Dartmouth researchers have built an artificial intelligence model for detecting mental disorders using conversations on Reddit, part of an emerging wave of screening tools that use computers to analyze social media posts and gain an insight into people’s mental states.
What sets the new model apart is a focus on the emotions rather than the specific content of the social media texts being analyzed. In a paper presented at the 20th International Conference on Web Intelligence and Intelligent Agent Technology, the researchers show that this approach performs better over time, irrespective of the topics discussed in the posts.
There are many reasons why people don’t seek help for mental health disorders—stigma, high costs, and lack of access to services are some common barriers. There is also a tendency to minimize signs of mental disorders or conflate them with stress, says Xiaobo Guo, Guarini ’24, a co-author of the paper.

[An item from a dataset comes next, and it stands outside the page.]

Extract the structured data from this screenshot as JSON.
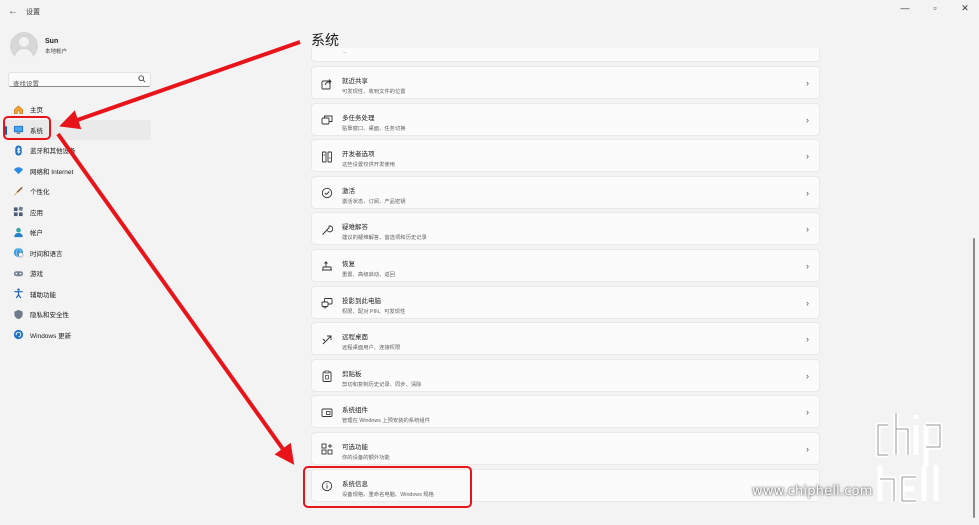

It’s possible that they will seek help with some prompting, he says, and that’s where digital screening tools can make a difference.
“Social media offers an easy way to tap into people’s behaviors,” says Guo. The data is voluntary and public, published for others to read, he says.
Reddit, which offers a massive network of user forums, was their platform of choice because it has nearly half a billion active users who discuss a wide range of topics. The posts and comments are publicly available, and the researchers could collect data dating back to 2011.
In their study, the researchers focused on what they call emotional disorders—major depressive, anxiety, and bipolar disorders—which are characterized by distinct emotional patterns. They looked at data from users who had self-reported as having one of these disorders and from users without any known mental disorders.
They trained their model to label the emotions expressed in users’ posts and map the emotional transitions between different posts, so a post could be labeled “joy,” “anger,” “sadness,” “fear,” “no emotion,” or a combination of these. The map is a matrix that would show how likely it was that a user went from any one state to another, such as from anger to a neutral state of no emotion.
Different emotional disorders have their own signature patterns of emotional transitions. By creating an emotional “fingerprint” for a user and comparing it to established signatures of emotional disorders, the model can detect them. To validate their results, they tested it on posts that were not used during training and show that the model accurately predicts which users may or may not have one of these disorders.
This approach sidesteps an important problem called “information leakage” that typical screening tools run into, says Soroush Vosoughi, assistant professor of computer science and another co-author. Other models are built around scrutinizing and relying on the content of the text, he says, and while the models show high performance, they can also be misleading.
For instance, if a model learns to correlate “COVID” with “sadness” or “anxiety,” Vosoughi explains, it will naturally assume that a scientist studying and posting (quite dispassionately) about COVID-19 is suffering from depression or anxiety. On the other hand, the new model only zeroes in on the emotion and learns nothing about the particular topic or event described in the posts.
While the researchers don’t look at intervention strategies, they hope this work can point the way to prevention. In their paper, they make a strong case for more thoughtful scrutiny of models based on social media data. “It’s very important to have models that perform well,” says Vosoughi, “but also really understand their working, biases, and limitations.”